Forscher fand acht „übersehene“ Krebsbefunde

Ist Glyphosat krebserregend? Ein Teil der Antwort liegt in Studien der Hersteller des Unkrautvernichtungsmittels, die nun ein Krebsforscher genauer untersucht hat: Er fand acht Tumorbefunde in Tierstudien, die von den Behörden bisher nicht berücksichtigt worden waren.

Damit wäre man bei 21 signifikanten Befunden - anstelle von anfangs vier. Der Krebsforscher Christopher Portier hat sich deshalb in einem offenen Brief an EU-Kommissionspräsident Jean-Claude Juncker gewandt.

Zulassungsverlängerung geplant

Erst vor rund zwei Wochen wurde publik, dass die EU-Kommission eine Zulassungsverlängerung von Glyphosat für zehn Jahre plant. Die nun von Portier, dem Ex-Direktor des US National Toxicology Program, angeführten acht „übersehenen“ Befunde sind deshalb interessant, da sie im Zulassungsantrag der Glyphosate Task Force (Zusammenschluss von 25 Glyphosat-Herstellern, Anmerkung) nicht offengelegt worden sind, aber in den ebenfalls eingereichten Originalstudien dokumentiert wurden.

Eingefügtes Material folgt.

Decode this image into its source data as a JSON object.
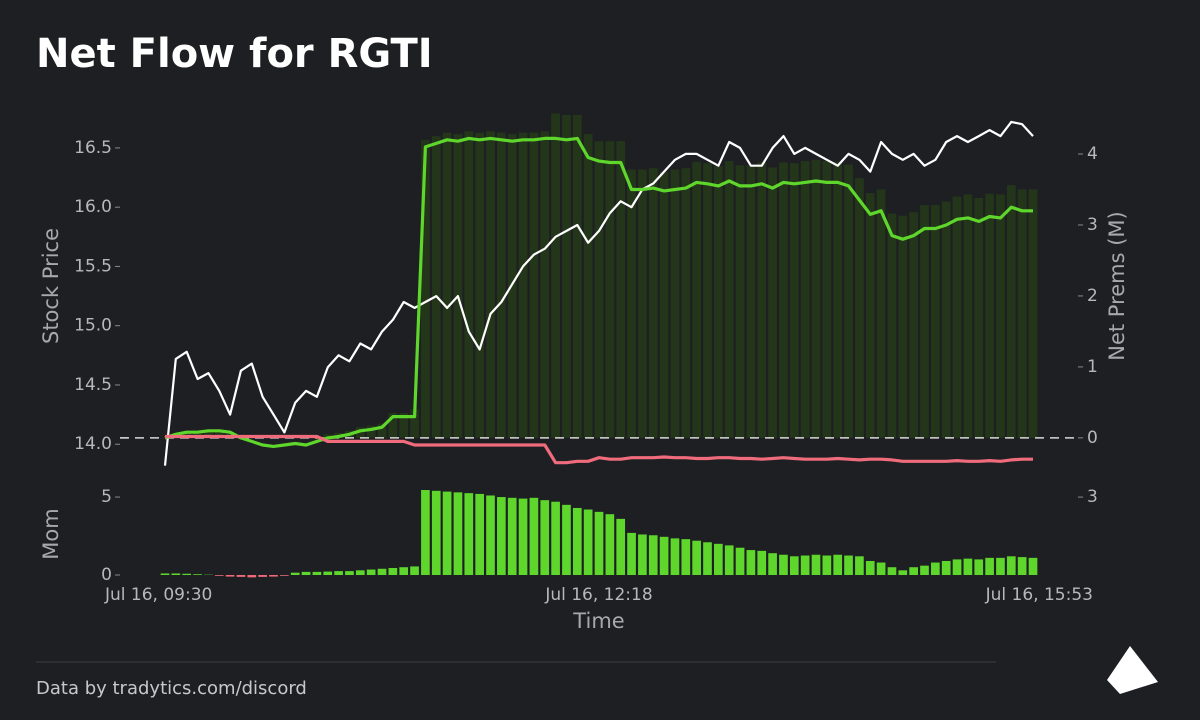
{
  "title": "Net Flow for RGTI",
  "footer": "Data by tradytics.com/discord",
  "chart_data": [
    {
      "type": "line",
      "ylabel": "Stock Price",
      "y2label": "Net Prems (M)",
      "ylim": [
        13.85,
        16.82
      ],
      "yticks": [
        {
          "value": 14,
          "label": "14.0"
        },
        14.5,
        {
          "value": 15,
          "label": "15.0"
        },
        15.5,
        {
          "value": 16,
          "label": "16.0"
        },
        16.5
      ],
      "y2lim": [
        -0.34,
        4.62
      ],
      "y2ticks": [
        0,
        1,
        2,
        3,
        4
      ],
      "zero_line": true,
      "series": [
        {
          "type": "bar",
          "axis": "y2",
          "color": "#24361a",
          "values": [
            0,
            0.03,
            0.06,
            0.06,
            0.08,
            0.08,
            0.06,
            0,
            0,
            0,
            0,
            0,
            0,
            0,
            0,
            0.05,
            0.07,
            0.1,
            0.15,
            0.17,
            0.2,
            0.35,
            0.35,
            0.4,
            4.2,
            4.25,
            4.3,
            4.28,
            4.32,
            4.3,
            4.32,
            4.3,
            4.28,
            4.3,
            4.3,
            4.32,
            4.57,
            4.55,
            4.55,
            4.28,
            4.18,
            4.18,
            4.18,
            3.78,
            3.78,
            3.8,
            3.75,
            3.78,
            3.8,
            3.89,
            3.87,
            3.83,
            3.9,
            3.84,
            3.84,
            3.88,
            3.81,
            3.88,
            3.87,
            3.9,
            3.92,
            3.9,
            3.89,
            3.85,
            3.66,
            3.45,
            3.5,
            3.16,
            3.13,
            3.18,
            3.28,
            3.28,
            3.33,
            3.4,
            3.43,
            3.38,
            3.44,
            3.43,
            3.56,
            3.5,
            3.5
          ]
        },
        {
          "type": "line",
          "axis": "y",
          "color": "#ffffff",
          "values": [
            13.82,
            14.72,
            14.78,
            14.55,
            14.6,
            14.45,
            14.25,
            14.62,
            14.68,
            14.4,
            14.25,
            14.1,
            14.35,
            14.45,
            14.4,
            14.65,
            14.75,
            14.7,
            14.85,
            14.8,
            14.95,
            15.05,
            15.2,
            15.15,
            15.2,
            15.25,
            15.15,
            15.25,
            14.95,
            14.8,
            15.1,
            15.2,
            15.35,
            15.5,
            15.6,
            15.65,
            15.75,
            15.8,
            15.85,
            15.7,
            15.8,
            15.95,
            16.05,
            16.0,
            16.15,
            16.2,
            16.3,
            16.4,
            16.45,
            16.45,
            16.4,
            16.35,
            16.55,
            16.5,
            16.35,
            16.35,
            16.5,
            16.6,
            16.45,
            16.5,
            16.45,
            16.4,
            16.35,
            16.45,
            16.4,
            16.3,
            16.55,
            16.45,
            16.4,
            16.45,
            16.35,
            16.4,
            16.55,
            16.6,
            16.55,
            16.6,
            16.65,
            16.6,
            16.72,
            16.7,
            16.6
          ]
        },
        {
          "type": "line",
          "axis": "y2",
          "color": "#5ed62b",
          "values": [
            0,
            0.05,
            0.08,
            0.08,
            0.1,
            0.1,
            0.08,
            0,
            -0.05,
            -0.1,
            -0.12,
            -0.1,
            -0.08,
            -0.1,
            -0.05,
            0,
            0.02,
            0.05,
            0.1,
            0.12,
            0.15,
            0.3,
            0.3,
            0.3,
            4.1,
            4.15,
            4.2,
            4.18,
            4.22,
            4.2,
            4.22,
            4.2,
            4.18,
            4.2,
            4.2,
            4.22,
            4.22,
            4.2,
            4.22,
            3.95,
            3.9,
            3.88,
            3.88,
            3.5,
            3.5,
            3.52,
            3.48,
            3.5,
            3.52,
            3.6,
            3.58,
            3.55,
            3.62,
            3.55,
            3.55,
            3.58,
            3.52,
            3.6,
            3.58,
            3.6,
            3.62,
            3.6,
            3.6,
            3.55,
            3.35,
            3.15,
            3.2,
            2.85,
            2.8,
            2.85,
            2.95,
            2.95,
            3.0,
            3.08,
            3.1,
            3.05,
            3.12,
            3.1,
            3.25,
            3.2,
            3.2
          ]
        },
        {
          "type": "line",
          "axis": "y2",
          "color": "#f06b7c",
          "values": [
            0.02,
            0.02,
            0.02,
            0.02,
            0.02,
            0.02,
            0.02,
            0.02,
            0.02,
            0.02,
            0.02,
            0.02,
            0.02,
            0.02,
            0.02,
            -0.05,
            -0.05,
            -0.05,
            -0.05,
            -0.05,
            -0.05,
            -0.05,
            -0.05,
            -0.1,
            -0.1,
            -0.1,
            -0.1,
            -0.1,
            -0.1,
            -0.1,
            -0.1,
            -0.1,
            -0.1,
            -0.1,
            -0.1,
            -0.1,
            -0.35,
            -0.35,
            -0.33,
            -0.33,
            -0.28,
            -0.3,
            -0.3,
            -0.28,
            -0.28,
            -0.28,
            -0.27,
            -0.28,
            -0.28,
            -0.29,
            -0.29,
            -0.28,
            -0.28,
            -0.29,
            -0.29,
            -0.3,
            -0.29,
            -0.28,
            -0.29,
            -0.3,
            -0.3,
            -0.3,
            -0.29,
            -0.3,
            -0.31,
            -0.3,
            -0.3,
            -0.31,
            -0.33,
            -0.33,
            -0.33,
            -0.33,
            -0.33,
            -0.32,
            -0.33,
            -0.33,
            -0.32,
            -0.33,
            -0.31,
            -0.3,
            -0.3
          ]
        }
      ]
    },
    {
      "type": "bar",
      "ylabel": "Mom",
      "xlabel": "Time",
      "ylim": [
        -0.32,
        5.58
      ],
      "yticks": [
        0,
        5
      ],
      "y2lim": [
        -0.19,
        3.35
      ],
      "y2ticks": [
        3
      ],
      "color": "#5ed62b",
      "negative_color": "#f06b7c",
      "categories": [
        "Jul 16, 09:30",
        null,
        null,
        null,
        null,
        null,
        null,
        null,
        null,
        null,
        null,
        null,
        null,
        null,
        null,
        null,
        null,
        null,
        null,
        null,
        null,
        null,
        null,
        null,
        null,
        null,
        null,
        null,
        null,
        null,
        null,
        null,
        null,
        null,
        null,
        null,
        null,
        null,
        null,
        null,
        "Jul 16, 12:18",
        null,
        null,
        null,
        null,
        null,
        null,
        null,
        null,
        null,
        null,
        null,
        null,
        null,
        null,
        null,
        null,
        null,
        null,
        null,
        null,
        null,
        null,
        null,
        null,
        null,
        null,
        null,
        null,
        null,
        null,
        null,
        null,
        null,
        null,
        null,
        null,
        null,
        null,
        null,
        "Jul 16, 15:53"
      ],
      "values": [
        0.1,
        0.1,
        0.08,
        0.05,
        0.02,
        -0.05,
        -0.1,
        -0.12,
        -0.15,
        -0.12,
        -0.1,
        -0.05,
        0.15,
        0.2,
        0.2,
        0.22,
        0.25,
        0.25,
        0.3,
        0.35,
        0.4,
        0.45,
        0.5,
        0.55,
        5.45,
        5.4,
        5.35,
        5.3,
        5.25,
        5.2,
        5.1,
        5.0,
        4.95,
        4.9,
        4.95,
        4.8,
        4.7,
        4.5,
        4.3,
        4.2,
        4.05,
        3.9,
        3.6,
        2.7,
        2.6,
        2.55,
        2.45,
        2.35,
        2.3,
        2.2,
        2.1,
        2.0,
        1.9,
        1.75,
        1.6,
        1.55,
        1.4,
        1.3,
        1.2,
        1.25,
        1.3,
        1.25,
        1.3,
        1.25,
        1.2,
        0.9,
        0.8,
        0.5,
        0.3,
        0.5,
        0.6,
        0.8,
        0.9,
        1.0,
        1.05,
        1.0,
        1.1,
        1.1,
        1.2,
        1.15,
        1.1
      ]
    }
  ]
}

Der Wissenschaftler konnte deswegen Einsicht in die Studien nehmen, da diese aufgrund eines Antrags der Grünen im Europaparlament teilweise offengelegt wurden.

Widersprüchliche Behörden

Portier weist in dem Brief darauf hin, dass die EU-Behörden bereits 2015 durch einen Bericht der WHO-Krebsagentur darauf aufmerksam gemacht wurden, dass die Angaben der Industrie über ihre Krebsstudien nicht korrekt waren. Das deutsche Bundesinstitut für Risikobewertung (BfR) musste seine Auswertung daraufhin evaluieren. Das führte dazu, dass das BfR im August 2015 in seinem Anhang 13 signifikante Befunde anstelle von ursprünglich nur vier statistisch signifikanten Krebsbefunden anführte.

Ö1-Sendungshinweis

Über das Thema berichten auch die Ö1-Journale, 29.5., 18 Uhr.

Der Grund, weshalb das BfR ursprünglich nur vier Studien als signifikant erkannt hatte: Die Behörde hatte „auf die statistischen Auswertungen in den Herstellerstudien vertraut“, wie das Institut in seinem Anhang dann zugab. Dabei stufte die Europäische Behörde für Lebensmittelsicherheit (EFSA) eine krebserregende Gefahr des häufig eingesetzten und umstrittenen Pestizids als „unwahrscheinlich“ ein - wiederum aufgrund einer Analyse des BfR.

Neue Befunde sollten berücksichtigt werden

Die EFSA hatte im März 2017, nachdem der von Global 2000 publizierte Bericht „Die gekaufte Wissenschaft“ Zweifel an der wissenschaftlichen Unabhängigkeit des EU-Zulassungsverfahrens äußerte, gekontert, man würde „in erster Linie auf die Originalstudien und die darin enthaltenen Rohdaten, die sie selbst überprüfen, vertrauen“, zitierte Portier in seinem Schreiben.

Die nun von ihm an Juncker übermittelten Erkenntnisse widersprechen dieser Aussage im Fall der angesprochenen Krebsstudien. Portier fordert in seinem Schreiben unter anderem, dass die neuen Tumorbefunde Eingang in die Bewertung von Glyphosat finden und dass die EFSA im Sinne der wissenschaftlichen Transparenz alle Rohdaten öffentlich zugänglich machen sollte.

Noch keine Reaktion von der EU-Kommission

Die Europäische Agentur für Lebensmittelsicherheit möchte sich noch nicht zu den Vorwürfen äußern. Auf Anfrage von Ö1 erklärte der Sprecher der EFSA, dass man die Hinweise gründlich prüfen werde, sobald die EU-Kommission die Behörde dazu auffordert.

Das werde in Kürze geschehen, heißt es dazu von der EU-Kommission. Auch die Europäische Chemikalienagentur (ECHA) wolle man dazu auffordern. Derzeit sehe man allerdings keinen Grund, an der weiteren Zulassung von Glyphosat zu zweifeln.